LinkedIn is far and away the single most valuable career-related tool in existence today. A surprising number of my clients know about LinkedIn but really don’t know how to use it. Searching online, I discovered that there is no up-to-date, simple, brief (i.e. less than 1000 words) “primer” on the value and proper use of LinkedIn. So, here are 964 words on it.

The Many Benefits of LinkedIn:

  • It allows you to exhibit to the world (but most importantly to recruiters and potential employers) your professional credentials in a professional setting that is a job site.
  • It is a primary source of job leads – based on the data that you choose to include in your LinkedIn profile, plus your viewing and search patterns. LinkedIn algorithms select available jobs that seem to suit your background, skills, and interests and alerts you to them. It also identifies the people within your network that can increase your chances of landing an interview at the particular organization with that job opening (more on that in a moment). And It allows recruiters to alert you to openings.
  • LinkedIn has a feature known as Influencers, which gives you access to the thinking of leading business titans and public figures (ranging from Richard Branson to President Obama to Tony Robbins to Ariana Huffington) through their postings unique to LinkedIn.
  • Through its many virtual “associations” (e.g. the Intelligence-based Cybersecurity group, the Creative Writers and Designers group) you can gain valuable information from peers, join threaded conversations with them, and perhaps even strike up new connections.
  • Most importantly, it provides you a means of easily contacting thousands of people in a myriad of industries, organizations, and professional associations who can be sources of “inside information” on their fields, their companies, how they came to land their jobs, what a potential boss is like, skills necessary to succeed, etc. Depending on the strength of your connection, these contacts may be able to open doors for you that the average outsider could never access.

Here’s How to Get Started & How it Works


You post a profile on LinkedIn, including a professional summary, a job and education history, skills/ interests, and a photo.

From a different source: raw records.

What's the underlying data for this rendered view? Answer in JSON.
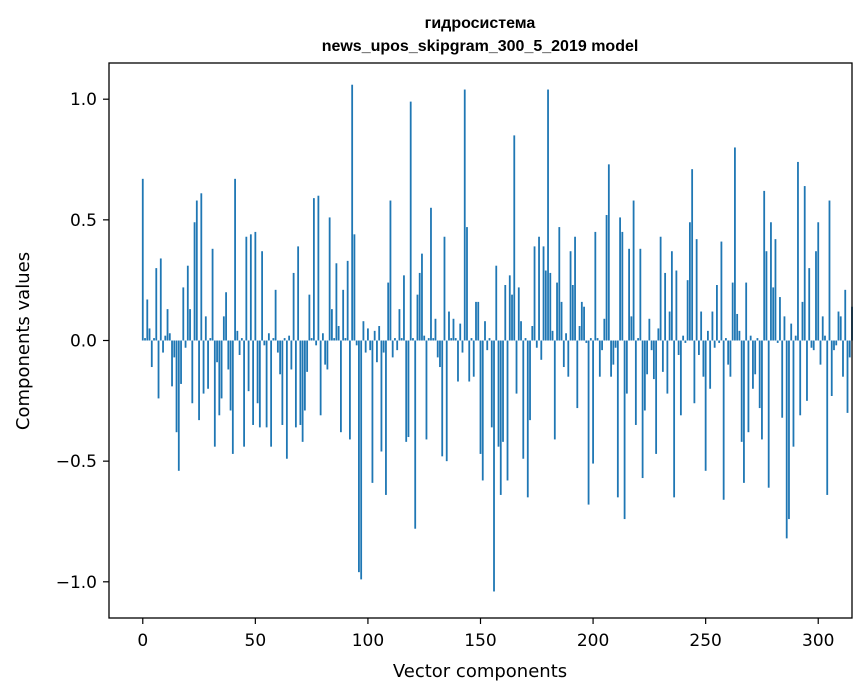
{
  "chart_data": {
    "type": "bar",
    "title_line1": "гидросистема",
    "title_line2": "news_upos_skipgram_300_5_2019 model",
    "xlabel": "Vector components",
    "ylabel": "Components values",
    "xlim": [
      -15,
      315
    ],
    "ylim": [
      -1.15,
      1.15
    ],
    "xticks": [
      0,
      50,
      100,
      150,
      200,
      250,
      300
    ],
    "xtick_labels": [
      "0",
      "50",
      "100",
      "150",
      "200",
      "250",
      "300"
    ],
    "yticks": [
      -1.0,
      -0.5,
      0.0,
      0.5,
      1.0
    ],
    "ytick_labels": [
      "−1.0",
      "−0.5",
      "0.0",
      "0.5",
      "1.0"
    ],
    "bar_color": "#1f77b4",
    "grid": false,
    "x_start": 0,
    "values": [
      0.67,
      0.01,
      0.17,
      0.05,
      -0.11,
      0.01,
      0.3,
      -0.24,
      0.34,
      -0.05,
      0.02,
      0.13,
      0.03,
      -0.19,
      -0.07,
      -0.38,
      -0.54,
      -0.18,
      0.22,
      -0.03,
      0.31,
      0.13,
      -0.26,
      0.49,
      0.58,
      -0.33,
      0.61,
      -0.22,
      0.1,
      -0.2,
      0.01,
      0.38,
      -0.44,
      -0.09,
      -0.31,
      -0.24,
      0.1,
      0.2,
      -0.12,
      -0.29,
      -0.47,
      0.67,
      0.04,
      -0.06,
      0.01,
      -0.44,
      0.43,
      -0.21,
      0.44,
      -0.35,
      0.45,
      -0.26,
      -0.36,
      0.37,
      -0.02,
      -0.36,
      0.03,
      -0.44,
      0.01,
      0.21,
      -0.05,
      -0.14,
      -0.35,
      0.01,
      -0.49,
      0.02,
      -0.12,
      0.28,
      -0.36,
      0.39,
      -0.35,
      -0.42,
      -0.29,
      -0.13,
      0.19,
      0.01,
      0.59,
      -0.02,
      0.6,
      -0.31,
      0.03,
      -0.1,
      -0.12,
      0.51,
      0.13,
      0.01,
      0.32,
      0.06,
      -0.38,
      0.21,
      0.01,
      0.33,
      -0.41,
      1.06,
      0.44,
      -0.02,
      -0.96,
      -0.99,
      0.08,
      -0.05,
      0.05,
      -0.04,
      -0.59,
      0.04,
      -0.09,
      0.06,
      -0.46,
      -0.05,
      -0.64,
      0.24,
      0.58,
      -0.07,
      0.01,
      -0.04,
      0.13,
      0.01,
      0.27,
      -0.42,
      -0.4,
      0.99,
      0.01,
      -0.78,
      0.19,
      0.28,
      0.36,
      0.02,
      -0.41,
      0.01,
      0.55,
      0.01,
      0.09,
      -0.07,
      -0.11,
      -0.48,
      0.43,
      -0.5,
      0.12,
      0.01,
      0.09,
      0.01,
      -0.17,
      0.07,
      -0.05,
      1.04,
      0.47,
      -0.17,
      0.01,
      -0.15,
      0.16,
      0.16,
      -0.47,
      -0.58,
      0.08,
      -0.04,
      0.01,
      -0.36,
      -1.04,
      0.31,
      -0.44,
      -0.64,
      -0.42,
      0.23,
      -0.58,
      0.27,
      0.19,
      0.85,
      -0.22,
      0.22,
      0.08,
      -0.49,
      0.01,
      -0.65,
      -0.33,
      0.06,
      0.39,
      -0.03,
      0.43,
      -0.08,
      0.39,
      0.29,
      1.04,
      0.28,
      0.04,
      -0.41,
      0.24,
      0.47,
      0.16,
      -0.11,
      0.03,
      -0.15,
      0.37,
      0.23,
      0.43,
      -0.28,
      0.06,
      0.16,
      0.14,
      -0.01,
      -0.68,
      0.01,
      -0.51,
      0.45,
      0.01,
      -0.15,
      -0.04,
      0.09,
      0.52,
      0.73,
      -0.15,
      -0.1,
      -0.03,
      -0.65,
      0.51,
      0.45,
      -0.74,
      -0.22,
      0.38,
      0.1,
      0.58,
      -0.35,
      0.01,
      0.38,
      -0.57,
      -0.29,
      -0.14,
      0.09,
      -0.04,
      -0.16,
      -0.47,
      0.05,
      0.43,
      -0.13,
      0.28,
      -0.22,
      0.12,
      0.37,
      -0.65,
      0.29,
      -0.06,
      -0.31,
      0.02,
      -0.01,
      0.25,
      0.49,
      0.71,
      -0.26,
      0.42,
      -0.06,
      0.12,
      -0.15,
      -0.54,
      0.04,
      -0.2,
      0.12,
      -0.03,
      0.23,
      -0.01,
      0.41,
      -0.66,
      0.01,
      -0.1,
      -0.15,
      0.24,
      0.8,
      0.11,
      0.04,
      -0.42,
      -0.59,
      0.24,
      -0.38,
      0.02,
      -0.2,
      -0.14,
      0.01,
      -0.28,
      -0.41,
      0.62,
      0.37,
      -0.61,
      0.49,
      0.22,
      0.42,
      -0.01,
      0.18,
      -0.32,
      0.1,
      -0.82,
      -0.74,
      0.07,
      -0.44,
      0.02,
      0.74,
      -0.31,
      0.16,
      0.64,
      -0.25,
      0.3,
      -0.03,
      -0.04,
      0.37,
      0.49,
      -0.1,
      0.1,
      0.02,
      -0.64,
      0.58,
      -0.23,
      -0.04,
      -0.02,
      0.12,
      0.1,
      -0.15,
      0.21,
      -0.3,
      -0.07,
      0.14
    ]
  }
}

You begin adding contacts by inviting people to join your network. Increasing your QUALITY contacts (see below) has exponential value. If you have a network of 20 people, each of those twenty will have approximately 250 contacts of their own, the vast majority of whom you are unlikely to know. So through your 20 contacts you are only one step removed from potentially 5000 people (20×250). If you have 100 people you are one step away from 25,000. Because I have been around a long time and have on average fairly senior level contacts, I am, through my network of more than 600 people, just one step away from over 150,000! I can reach out to people all over the world in a huge variety of fields, at thousands of different organizations, potentially asking my “first degree” contacts (those belonging to my network) for the favor of an introduction to a key decision maker or source of information.


Say that Bob Jones is one of your contacts. You see that he is connected to Betty Smith, the HR manager at a company to which you want to apply. You simply contact Bob and ask him to facilitate a connection with Betty (“Bob, I see you know Betty Smith. I want to learn more about her organization. Would you do me the favor of e-mailing her and asking her if she’d be willing to chat with me for a few minutes?” OR “Would you tell her I’m interested in applying for a position there and that you’re vouching for me; would you put in a good word?”).

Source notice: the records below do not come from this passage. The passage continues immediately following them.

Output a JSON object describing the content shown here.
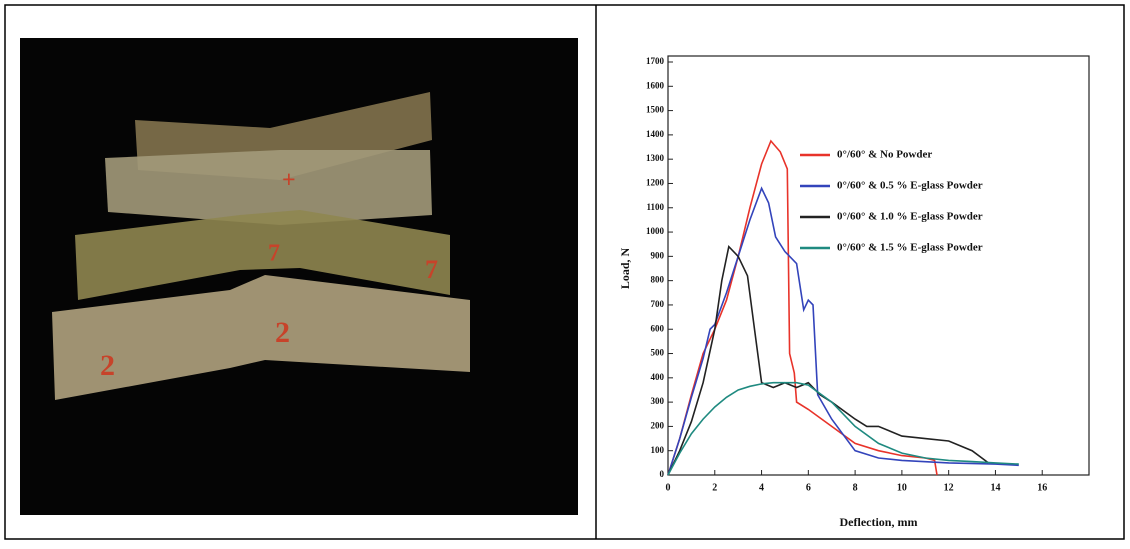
{
  "chart_data": {
    "type": "line",
    "xlabel": "Deflection, mm",
    "ylabel": "Load, N",
    "xlim": [
      0,
      18
    ],
    "ylim": [
      0,
      1700
    ],
    "xticks": [
      0,
      2,
      4,
      6,
      8,
      10,
      12,
      14,
      16
    ],
    "yticks": [
      0,
      100,
      200,
      300,
      400,
      500,
      600,
      700,
      800,
      900,
      1000,
      1100,
      1200,
      1300,
      1400,
      1500,
      1600,
      1700
    ],
    "legend": "upper right",
    "series": [
      {
        "name": "0°/60° & No Powder",
        "color": "#e8332a",
        "x": [
          0,
          0.5,
          1,
          1.5,
          2,
          2.5,
          3,
          3.5,
          4,
          4.4,
          4.8,
          5.1,
          5.2,
          5.4,
          5.5,
          6,
          7,
          8,
          9,
          10,
          11,
          11.4,
          11.5
        ],
        "values": [
          0,
          150,
          330,
          500,
          600,
          720,
          900,
          1100,
          1280,
          1375,
          1330,
          1260,
          500,
          420,
          300,
          270,
          200,
          130,
          100,
          80,
          70,
          60,
          0
        ]
      },
      {
        "name": "0°/60° & 0.5 % E-glass Powder",
        "color": "#3344bb",
        "x": [
          0,
          0.5,
          1,
          1.5,
          1.8,
          2,
          2.5,
          3,
          3.5,
          4,
          4.3,
          4.6,
          5,
          5.5,
          5.8,
          6,
          6.2,
          6.4,
          7,
          8,
          9,
          10,
          12,
          14,
          15
        ],
        "values": [
          0,
          150,
          320,
          480,
          600,
          620,
          750,
          900,
          1050,
          1180,
          1120,
          980,
          920,
          870,
          680,
          720,
          700,
          330,
          230,
          100,
          70,
          60,
          50,
          45,
          40
        ]
      },
      {
        "name": "0°/60° & 1.0 % E-glass Powder",
        "color": "#222222",
        "x": [
          0,
          0.5,
          1,
          1.5,
          2,
          2.3,
          2.6,
          3,
          3.4,
          3.7,
          4,
          4.5,
          5,
          5.5,
          6,
          6.5,
          7,
          8,
          8.5,
          9,
          10,
          11,
          12,
          13,
          13.7
        ],
        "values": [
          0,
          100,
          220,
          380,
          600,
          800,
          940,
          900,
          820,
          600,
          380,
          360,
          380,
          360,
          380,
          330,
          300,
          230,
          200,
          200,
          160,
          150,
          140,
          100,
          50
        ]
      },
      {
        "name": "0°/60° & 1.5 % E-glass Powder",
        "color": "#1f8a80",
        "x": [
          0,
          0.5,
          1,
          1.5,
          2,
          2.5,
          3,
          3.5,
          4,
          4.5,
          5,
          5.5,
          6,
          7,
          8,
          9,
          10,
          11,
          12,
          13,
          14,
          15
        ],
        "values": [
          0,
          90,
          170,
          230,
          280,
          320,
          350,
          365,
          375,
          380,
          380,
          380,
          370,
          300,
          200,
          130,
          90,
          70,
          60,
          55,
          50,
          45
        ]
      }
    ]
  }
}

That’s why, in thinking about the people you can add to invite, limit it to PEOPLE WHO HAVE A POSITIVE IMPRESSION OF YOU AND WOULD BE WILLING TO SUGGEST TO A COLLEAGUE THAT HE/SHE SPEAK TO YOU. But think broadly – many people mistakenly limit their LinkedIn network to professional contacts, thereby overlooking other groups: friends, neighbors, classmates.


There’s one group of potential contacts known as DORMANTS. As noted on LinkedIn’s site: “Dormant ties are the people we used to know. Think about the people with whom you’ve lost touch for a few years: a childhood neighbor, a college roommate, or a colleague from your first job”. In groundbreaking research, Daniel Levin, Jorge Walter, and Keith Murnighan asked hundreds of executives to seek advice on a major work project from two dormant ties. When they compared the value of these conversations to the advice from current contacts, the dormant ties were actually more useful. The executives received more valuable solutions, referrals, and problem-solving assistance from people they used to know than their current friends, colleagues, and acquaintances. Why?

Just like weak ties, dormant ties offer novel information: in the years since you last communicated, they’ve connected with new people and gathered new knowledge. But unlike weak ties, dormant ties also bring the benefits of longstanding familiarity. The history and shared experience makes it more comfortable to reconnect, and you can count on them to care more about you than mere acquaintances do.

Second Degree Contacts

Also, the vast majority of jobs come from interactions with SECOND degree contacts, not firsts. This is partly because there are so many more second degree contacts than first, but it’s also because chances are that you may have already “mined” first degree contacts for connections and information.

LinkedIn itself provides several ways of facilitating the invitation process, e.g. suggesting individuals you may know (based on the information in your profile), and asking if you’d like to have your address book scanned for LinkedIn members you can invite to join your network. Try to personalize those invitations rather than simply relying on LinkedIn’s standard form.